Nos collègues savent que l'on pouvait distinguer, en gros, deux grandes écoles de catalogage en ce qui concernait les publications de collectivités : d'un côté, le code l'A.L.A., et les Normes du Vatican qui en sont imitées, ont adopté depuis longtemps le principe qui consiste à considérer les collectivités ou personnes morales comme auteurs figurant en vedette; et de l'autre, les Instructions prussiennes, appliquées dans toute l'Europe centrale, qui considéraient toujours ces publications comme des anonymes à classer au titre, plus exactement au substanitivum regens. Certains codes plus récents, comme le code soviétique, les codes italien, espagnol, admettaient les collectivités en vedette sous des formes variables et dans un domaine plus ou moins étendu.
La grande nouveauté apportée par les débats de la Conférence internationale, c'est la capitulation de l'école prussienne : dans l'après-midi du 11 octobre, qualifiée d' «historique» par l'un des présents, nous avons entendu successivement les délégués de l'Allemagne fédérale, de l'Autriche, et bien d'autres, se rallier au principe du catalogage au nom de la collectivité. Le ralliement de l'Allemagne nous paraît particulièrement important : avec leurs strictes traditions en matière de catalogage, on peut attendre beaucoup de nos collègues d'Outre-Rhin pour une plus grande rigueur dans ce domaine.

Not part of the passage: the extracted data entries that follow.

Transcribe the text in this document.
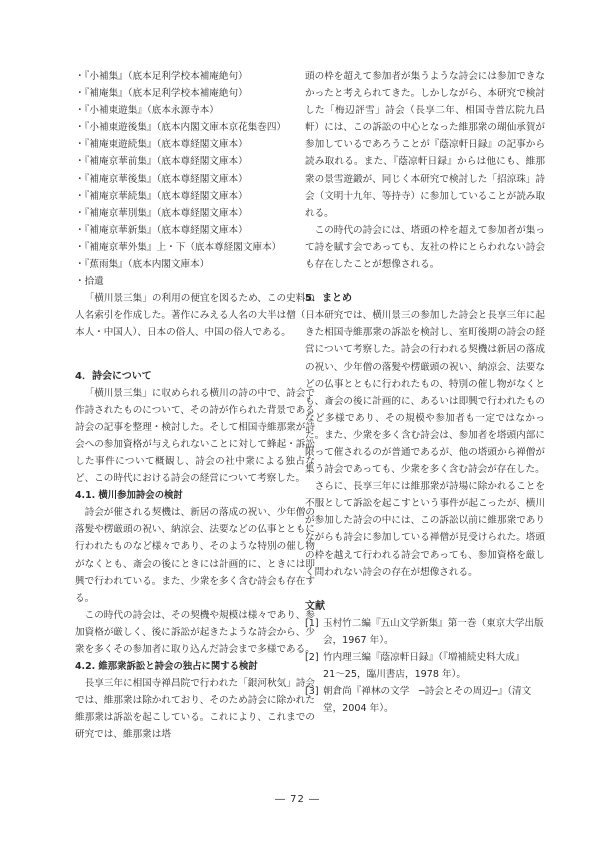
・『小補集』（底本足利学校本補庵絶句）
・『補庵集』（底本足利学校本補庵絶句）
・『小補東遊集』（底本永源寺本）
・『小補東遊後集』（底本内閣文庫本京花集巻四）
・『補庵東遊続集』（底本尊経閣文庫本）
・『補庵京華前集』（底本尊経閣文庫本）
・『補庵京華後集』（底本尊経閣文庫本）
・『補庵京華続集』（底本尊経閣文庫本）
・『補庵京華別集』（底本尊経閣文庫本）
・『補庵京華新集』（底本尊経閣文庫本）
・『補庵京華外集』上・下（底本尊経閣文庫本）
・『蕉雨集』（底本内閣文庫本）
・拾遺

「横川景三集」の利用の便宜を図るため、この史料の人名索引を作成した。著作にみえる人名の大半は僧（日本人・中国人）、日本の俗人、中国の俗人である。

4．詩会について

「横川景三集」に収められる横川の詩の中で、詩会で作詩されたものについて、その詩が作られた背景である詩会の記事を整理・検討した。そして相国寺維那衆が詩会への参加資格が与えられないことに対して蜂起・訴訟した事件について概観し、詩会の社中衆による独占など、この時代における詩会の経営について考察した。

4.1. 横川参加詩会の検討

詩会が催される契機は、新居の落成の祝い、少年僧の落髪や楞厳頭の祝い、納涼会、法要などの仏事とともに行われたものなど様々であり、そのような特別の催し物がなくとも、斎会の後にときには計画的に、ときには即興で行われている。また、少衆を多く含む詩会も存在する。

この時代の詩会は、その契機や規模は様々であり、参加資格が厳しく、後に訴訟が起きたような詩会から、少衆を多くその参加者に取り込んだ詩会まで多様である。

4.2. 維那衆訴訟と詩会の独占に関する検討

長享三年に相国寺禅昌院で行われた「銀河秋気」詩会では、維那衆は除かれており、そのため詩会に除かれた維那衆は訴訟を起こしている。これにより、これまでの研究では、維那衆は塔

頭の枠を超えて参加者が集うような詩会には参加できなかったと考えられてきた。しかしながら、本研究で検討した「梅辺評雪」詩会（長享二年、相国寺普広院九昌軒）には、この訴訟の中心となった維那衆の瑚仙承賀が参加しているであろうことが『蔭凉軒日録』の記事から読み取れる。また、『蔭凉軒日録』からは他にも、維那衆の景雪遊鍛が、同じく本研究で検討した「招涼珠」詩会（文明十九年、等持寺）に参加していることが読み取れる。

この時代の詩会には、塔頭の枠を超えて参加者が集って詩を賦す会であっても、友社の枠にとらわれない詩会も存在したことが想像される。

5．まとめ

本研究では、横川景三の参加した詩会と長享三年に起きた相国寺維那衆の訴訟を検討し、室町後期の詩会の経営について考察した。詩会の行われる契機は新居の落成の祝い、少年僧の落髪や楞厳頭の祝い、納涼会、法要などの仏事とともに行われたもの、特別の催し物がなくとも、斎会の後に計画的に、あるいは即興で行われたものなど多様であり、その規模や参加者も一定ではなかった。また、少衆を多く含む詩会は、参加者を塔頭内部に限って催されるのが普通であるが、他の塔頭から禅僧が集う詩会であっても、少衆を多く含む詩会が存在した。

さらに、長享三年には維那衆が詩場に除かれることを不服として訴訟を起こすという事件が起こったが、横川が参加した詩会の中には、この訴訟以前に維那衆でありながらも詩会に参加している禅僧が見受けられた。塔頭の枠を越えて行われる詩会であっても、参加資格を厳しく問われない詩会の存在が想像される。

文献

[1] 玉村竹二編『五山文学新集』第一巻（東京大学出版会，1967 年）。
[2] 竹内理三編『蔭凉軒日録』（『増補続史料大成』21〜25，臨川書店，1978 年）。
[3] 朝倉尚『禅林の文学　─詩会とその周辺─』（清文堂，2004 年）。
― 72 ―
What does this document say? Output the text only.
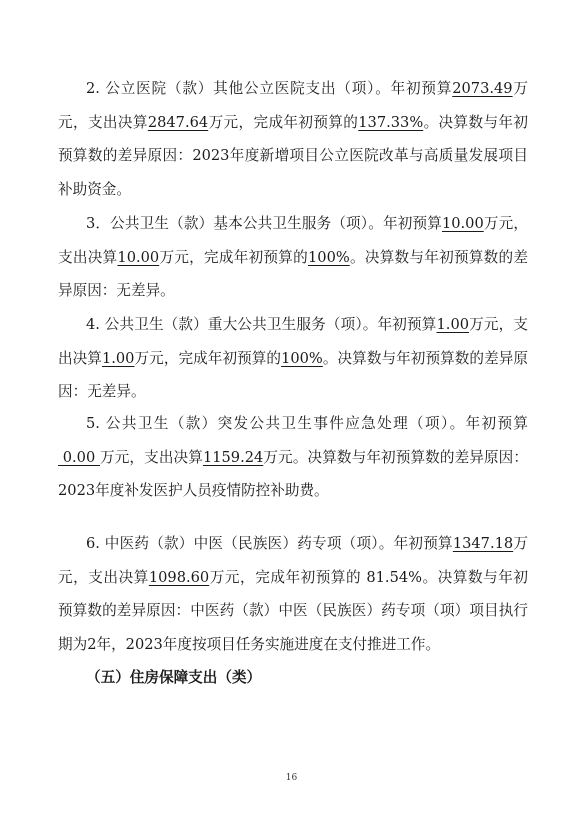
2. 公立医院（款）其他公立医院支出（项）。年初预算2073.49万元，支出决算2847.64万元，完成年初预算的137.33%。决算数与年初预算数的差异原因：2023年度新增项目公立医院改革与高质量发展项目补助资金。

3．公共卫生（款）基本公共卫生服务（项）。年初预算10.00万元，支出决算10.00万元，完成年初预算的100%。决算数与年初预算数的差异原因：无差异。

4. 公共卫生（款）重大公共卫生服务（项）。年初预算1.00万元，支出决算1.00万元，完成年初预算的100%。决算数与年初预算数的差异原因：无差异。

5. 公共卫生（款）突发公共卫生事件应急处理（项）。年初预算 0.00 万元，支出决算1159.24万元。决算数与年初预算数的差异原因：2023年度补发医护人员疫情防控补助费。

6. 中医药（款）中医（民族医）药专项（项）。年初预算1347.18万元，支出决算1098.60万元，完成年初预算的 81.54%。决算数与年初预算数的差异原因：中医药（款）中医（民族医）药专项（项）项目执行期为2年，2023年度按项目任务实施进度在支付推进工作。

（五）住房保障支出（类）

16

Il y a cependant des irréductibles : les Pays-Bas, la Finlande, le Danemark restent opposés à l'introduction de la vedette de collectivité. Ce phénomène est dû, croyons-nous, à l'importance des bibliothèques publiques dans les pays Scandinaves : alors que les principes débattus par la Conférence intéressent surtout les grandes bibliothèques d'étude, les innovations en pareille matière semblent moins nécessaires du point de vue des catalogues de lecture publique.
Une autre grande querelle qui divisait le monde des bibliothèques était celle de la « vedette géographique ». On sait que le code anglo-américain cataloguait les « institutions » telles que musées, bibliothèques, universités, etc., sous le nom du lieu où était le siège; alors que les « sociétés » se trouvaient directement à leur nom. Et comme d'autre part les publications officielles des Etats, territoires, villes, sont cataloguées sous le nom de ces Etats, territoires, villes, il n'avait pas été possible de faire comprendre clairement que ces noms, malgré les apparences, n'était pas des « vedettes géographiques », mais le nom courant de ces collectivités de nature particulière. Sur ce point, les efforts persévérants des représentants français lors de la préparation de la Conférence ont porté leurs fruits : personne ne parle plus de « vedette géographique », dont les Américains ont abandonné l'usage dans leur récent projet de code; il a été admis que les « autorités territoriales » sont représentées par leur nom le plus courant.
Ceci dit, si le catalogage à la collectivité a été admis à une très large majorité, de sérieuses divergences subsistent sur l'extension à donner à ce principe, notamment avec les Soviétiques, qui en ont limité dans leur code l'application à certaines catégories de publications. De sorte que l'accord s'est fait, dans les cas litigieux, sur la double entrée : entrée principale au titre ou à la collectivité, avec entrée secondaire à la solution rejetée pour l'entrée principale.
Quels changements seront à apporter à notre norme ? Ils seront peu nombreux. Le plus important est le cas de changement de nom : alors que notre usage est de regrouper les publications sous la dernière forme du nom, la majorité a voté en faveur du catalogage aux noms successifs; cependant permission a été laissée de regrouper au dernier nom.
Enfin, des voeux ont été formulés : publication d'une liste de formes approuvées des noms des Etats et autres autorités territoriales, avec traductions autorisées dans les principales langues; et publication de listes de « vedettes uniformes » pour les principales collectivités nationales et internationales. Ces listes amèneront enfin l'uniformisation souhaitée des vedettes de collectivités, rendant ainsi service aux bibliothécaires de tous les pays.